Some three weeks on from Chancellor Kwarsi Kwarteng’s mini budget, a whole host of senior Conservative MPs have now gone public to call on the government to reverse its plans to reduce taxation paid from increased borrowing.
The emerging public criticism from Conservative MPs follow comments by Liz Truss yesterday at prime minister’s questions in which she said she was committed to current levels of public expenditure.
With the scale of the proposed increase in borrowing worrying financial markets, a report by the Institute of Financial Studies this week suggested that the government needed to make either £62 billion of spending cuts or tax rises to avoid national debt growing as an ever larger proportion of the economy.
Writing on Twitter, the Conservative Chair of the Commons Treasury Committee, Mel Stride MP wrote, “Given the clear government position expressed today on protecting public spending there is an emerging question. Whether any plan that does not now include at least some element of further row back on the tax package, can actually satisfy the markets”.
Speaking on the BBC Radio 4 ‘PM’ programme, the former deputy prime minister, Damian Green last night quoted John Maynard Keynes to reference that when the facts change, it was sensible to change one’s mind. In response to the economic and political situation, Mr Green called for some of the government’s proposed tax cuts to be “deferred”.
Mr Green’s comments were then backed up by David Davis MP, who referenced a number of proposals in the mini budget that might be changed. Speaking on the ITV Peston programme, Mr Davis said, “I couldn’t understand why they did the stamp duty thing. That is an inflationary tax”, adding in relation to corporation tax that, “I think they might want to look back at the Rishi Sunak proposal of the super deduction”.

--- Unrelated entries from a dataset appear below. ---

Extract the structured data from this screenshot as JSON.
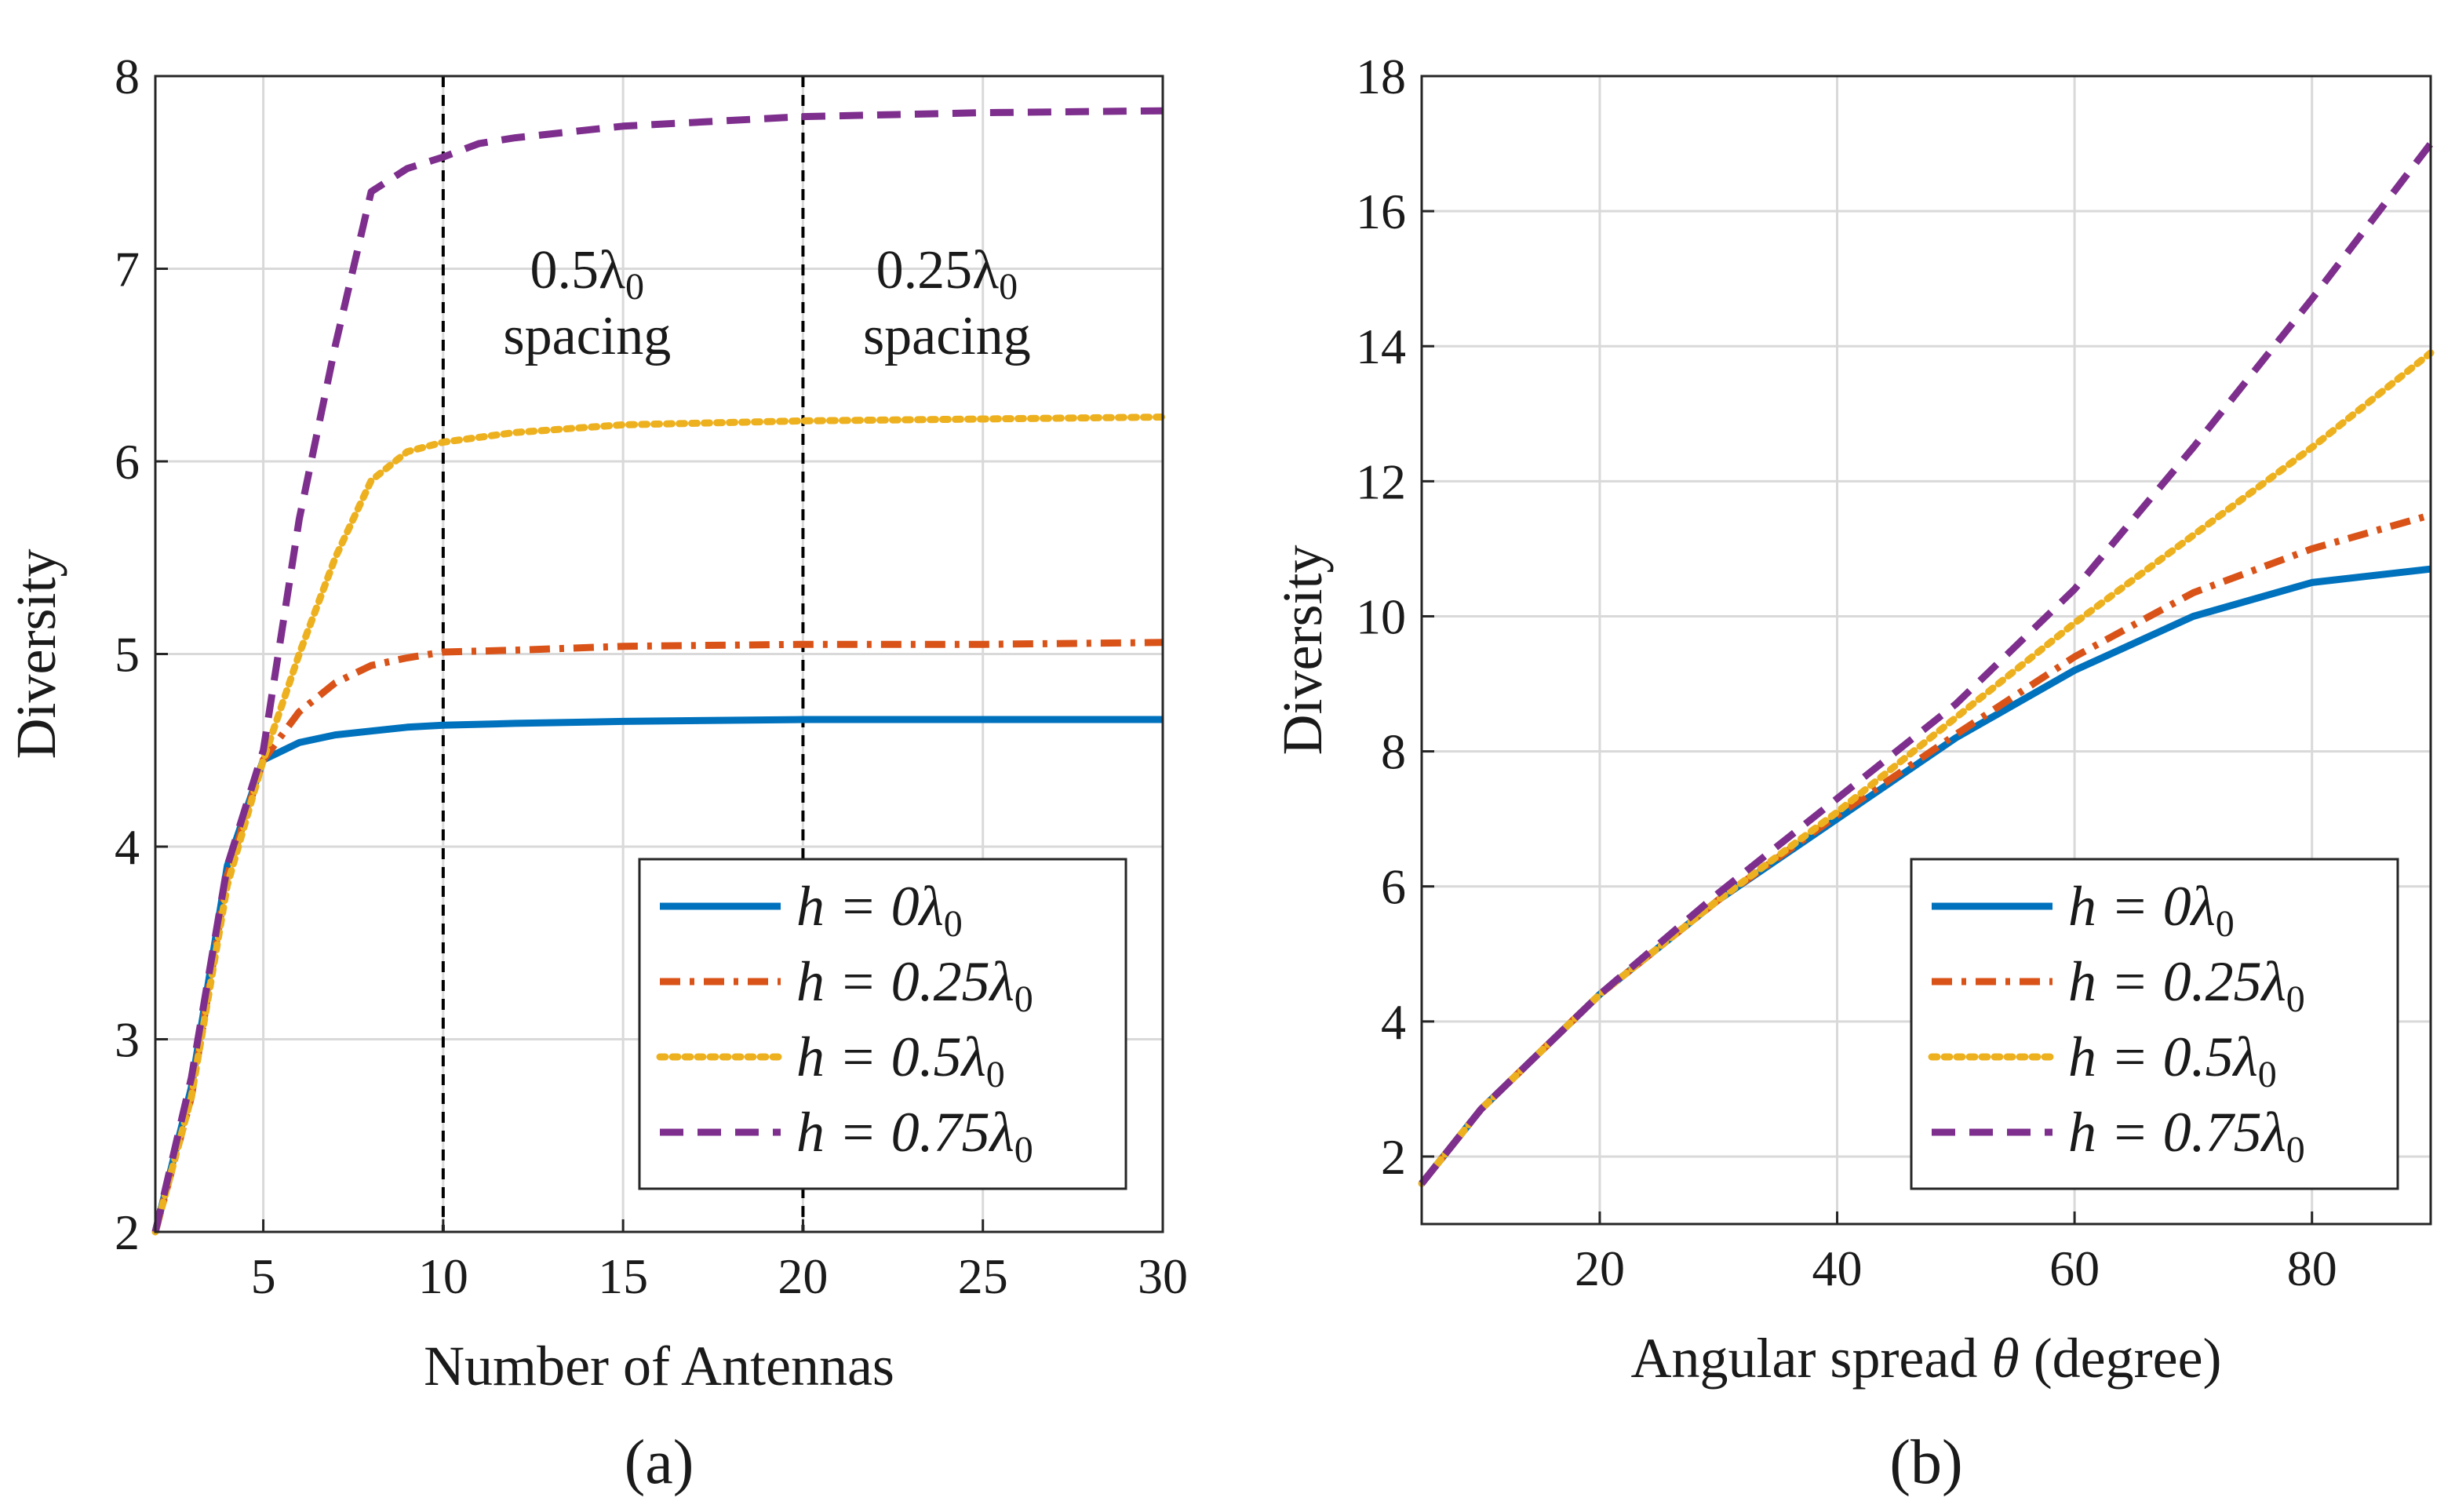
{
  "colors": {
    "h0": "#0072BD",
    "h025": "#D95319",
    "h05": "#EDB120",
    "h075": "#7E2F8E",
    "axis": "#262626",
    "grid": "#d9d9d9"
  },
  "chart_data": [
    {
      "type": "line",
      "panel_label": "(a)",
      "title": "",
      "xlabel": "Number of Antennas",
      "ylabel": "Diversity",
      "xlim": [
        2,
        30
      ],
      "ylim": [
        2,
        8
      ],
      "xticks": [
        5,
        10,
        15,
        20,
        25,
        30
      ],
      "yticks": [
        2,
        3,
        4,
        5,
        6,
        7,
        8
      ],
      "grid": true,
      "legend_position": "bottom-right",
      "vlines": [
        10,
        20
      ],
      "annotations": [
        {
          "line1_main": "0.5λ",
          "line1_sub": "0",
          "line2": "spacing",
          "x": 14,
          "y": 6.9
        },
        {
          "line1_main": "0.25λ",
          "line1_sub": "0",
          "line2": "spacing",
          "x": 24,
          "y": 6.9
        }
      ],
      "series": [
        {
          "name": "h = 0λ0",
          "legend_main": "h = 0λ",
          "legend_sub": "0",
          "style": "solid",
          "color_key": "h0",
          "x": [
            2,
            3,
            4,
            5,
            6,
            7,
            8,
            9,
            10,
            12,
            15,
            20,
            25,
            30
          ],
          "y": [
            2.0,
            2.75,
            3.9,
            4.45,
            4.54,
            4.58,
            4.6,
            4.62,
            4.63,
            4.64,
            4.65,
            4.66,
            4.66,
            4.66
          ]
        },
        {
          "name": "h = 0.25λ0",
          "legend_main": "h = 0.25λ",
          "legend_sub": "0",
          "style": "dashdot",
          "color_key": "h025",
          "x": [
            2,
            3,
            4,
            5,
            6,
            7,
            8,
            9,
            10,
            12,
            15,
            20,
            25,
            30
          ],
          "y": [
            2.0,
            2.7,
            3.85,
            4.45,
            4.7,
            4.85,
            4.94,
            4.98,
            5.01,
            5.02,
            5.04,
            5.05,
            5.05,
            5.06
          ]
        },
        {
          "name": "h = 0.5λ0",
          "legend_main": "h = 0.5λ",
          "legend_sub": "0",
          "style": "dotted",
          "color_key": "h05",
          "x": [
            2,
            3,
            4,
            5,
            6,
            7,
            8,
            9,
            10,
            12,
            15,
            20,
            25,
            30
          ],
          "y": [
            2.0,
            2.7,
            3.8,
            4.45,
            5.0,
            5.5,
            5.9,
            6.05,
            6.1,
            6.15,
            6.19,
            6.21,
            6.22,
            6.23
          ]
        },
        {
          "name": "h = 0.75λ0",
          "legend_main": "h = 0.75λ",
          "legend_sub": "0",
          "style": "dashed",
          "color_key": "h075",
          "x": [
            2,
            3,
            4,
            5,
            6,
            7,
            8,
            9,
            10,
            11,
            12,
            15,
            20,
            25,
            30
          ],
          "y": [
            2.0,
            2.8,
            3.9,
            4.5,
            5.7,
            6.6,
            7.4,
            7.52,
            7.58,
            7.65,
            7.68,
            7.74,
            7.79,
            7.81,
            7.82
          ]
        }
      ]
    },
    {
      "type": "line",
      "panel_label": "(b)",
      "title": "",
      "xlabel_main": "Angular spread ",
      "xlabel_symbol": "θ",
      "xlabel_unit": " (degree)",
      "ylabel": "Diversity",
      "xlim": [
        5,
        90
      ],
      "ylim": [
        1,
        18
      ],
      "xticks": [
        20,
        40,
        60,
        80
      ],
      "yticks": [
        2,
        4,
        6,
        8,
        10,
        12,
        14,
        16,
        18
      ],
      "grid": true,
      "legend_position": "bottom-right",
      "series": [
        {
          "name": "h = 0λ0",
          "legend_main": "h = 0λ",
          "legend_sub": "0",
          "style": "solid",
          "color_key": "h0",
          "x": [
            5,
            10,
            20,
            30,
            40,
            50,
            60,
            70,
            80,
            90
          ],
          "y": [
            1.6,
            2.7,
            4.4,
            5.8,
            7.0,
            8.2,
            9.2,
            10.0,
            10.5,
            10.7
          ]
        },
        {
          "name": "h = 0.25λ0",
          "legend_main": "h = 0.25λ",
          "legend_sub": "0",
          "style": "dashdot",
          "color_key": "h025",
          "x": [
            5,
            10,
            20,
            30,
            40,
            50,
            60,
            70,
            80,
            90
          ],
          "y": [
            1.6,
            2.7,
            4.4,
            5.8,
            7.05,
            8.25,
            9.4,
            10.35,
            11.0,
            11.5
          ]
        },
        {
          "name": "h = 0.5λ0",
          "legend_main": "h = 0.5λ",
          "legend_sub": "0",
          "style": "dotted",
          "color_key": "h05",
          "x": [
            5,
            10,
            20,
            30,
            40,
            50,
            60,
            70,
            80,
            90
          ],
          "y": [
            1.6,
            2.7,
            4.4,
            5.8,
            7.1,
            8.5,
            9.9,
            11.2,
            12.5,
            13.9
          ]
        },
        {
          "name": "h = 0.75λ0",
          "legend_main": "h = 0.75λ",
          "legend_sub": "0",
          "style": "dashed",
          "color_key": "h075",
          "x": [
            5,
            10,
            20,
            30,
            40,
            50,
            60,
            70,
            80,
            90
          ],
          "y": [
            1.6,
            2.7,
            4.4,
            5.9,
            7.3,
            8.7,
            10.4,
            12.5,
            14.7,
            17.0
          ]
        }
      ]
    }
  ]
}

In further signs of Conservative tension, the editor of the Conservative supporting website, Conservative Home, has now penned an article in which he openly muses the idea of a change of leadership. He posed the question as to whether Rishi Sunak may now return as Chancellor with Penny Mordaunt as prime minister. His article is significant given the popularity of the site with Conservative party members and activitsts.
Following the article, the Foreign Secretary, James Cleverly has played down any idea that the prime minister might be forced from office. Speaking on the BBC Radio 4 ‘Today’ programme this morning, he said, “I think that changing the leadership would be a disastrously bad idea, not just politically, but economically, and we are absolutely going to stay focused on growing the economy”.

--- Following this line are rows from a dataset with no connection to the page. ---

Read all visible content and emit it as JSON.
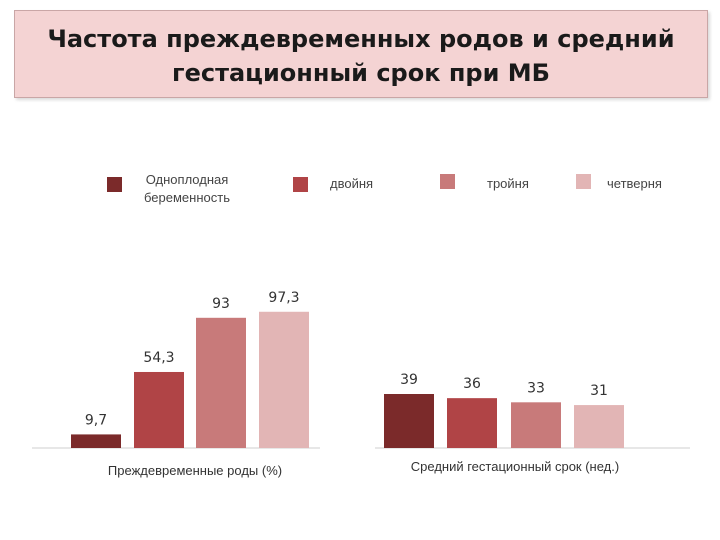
{
  "title": {
    "line1": "Частота преждевременных родов и средний",
    "line2": "гестационный срок при МБ"
  },
  "colors": [
    "#7b2a2a",
    "#b04446",
    "#c87a7a",
    "#e2b5b5"
  ],
  "chart_data": [
    {
      "type": "bar",
      "xlabel": "Преждевременные роды (%)",
      "series": [
        {
          "name": "Одноплодная беременность",
          "value": 9.7,
          "label": "9,7"
        },
        {
          "name": "двойня",
          "value": 54.3,
          "label": "54,3"
        },
        {
          "name": "тройня",
          "value": 93,
          "label": "93"
        },
        {
          "name": "четверня",
          "value": 97.3,
          "label": "97,3"
        }
      ]
    },
    {
      "type": "bar",
      "xlabel": "Средний гестационный срок (нед.)",
      "series": [
        {
          "name": "Одноплодная беременность",
          "value": 39,
          "label": "39"
        },
        {
          "name": "двойня",
          "value": 36,
          "label": "36"
        },
        {
          "name": "тройня",
          "value": 33,
          "label": "33"
        },
        {
          "name": "четверня",
          "value": 31,
          "label": "31"
        }
      ]
    }
  ],
  "legend": [
    {
      "label_line1": "Одноплодная",
      "label_line2": "беременность"
    },
    {
      "label_line1": "двойня",
      "label_line2": ""
    },
    {
      "label_line1": "тройня",
      "label_line2": ""
    },
    {
      "label_line1": "четверня",
      "label_line2": ""
    }
  ]
}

Another Consevative MP has also suggested that most of his colleagues support the mini budget. Bob Seely whose previously safe Isle of Wight seat risks being lost to Labour under current opinion polls told BBC Newsnight that, “I respect all my colleagues very very much but I would politely say to them there is no plan B, plan B is a Labour government, so we have to make this work”.
Last night, the prime minister endured a difficult grilling behind closed doors at a meeting of the 1922 Committee of Conservative backbench MPs.
Today Liz Truss is set to hold a number of face to face meetings with individual Conservative MPs in Downing Street, as she works to calm their concerns and sure up support for her premiership.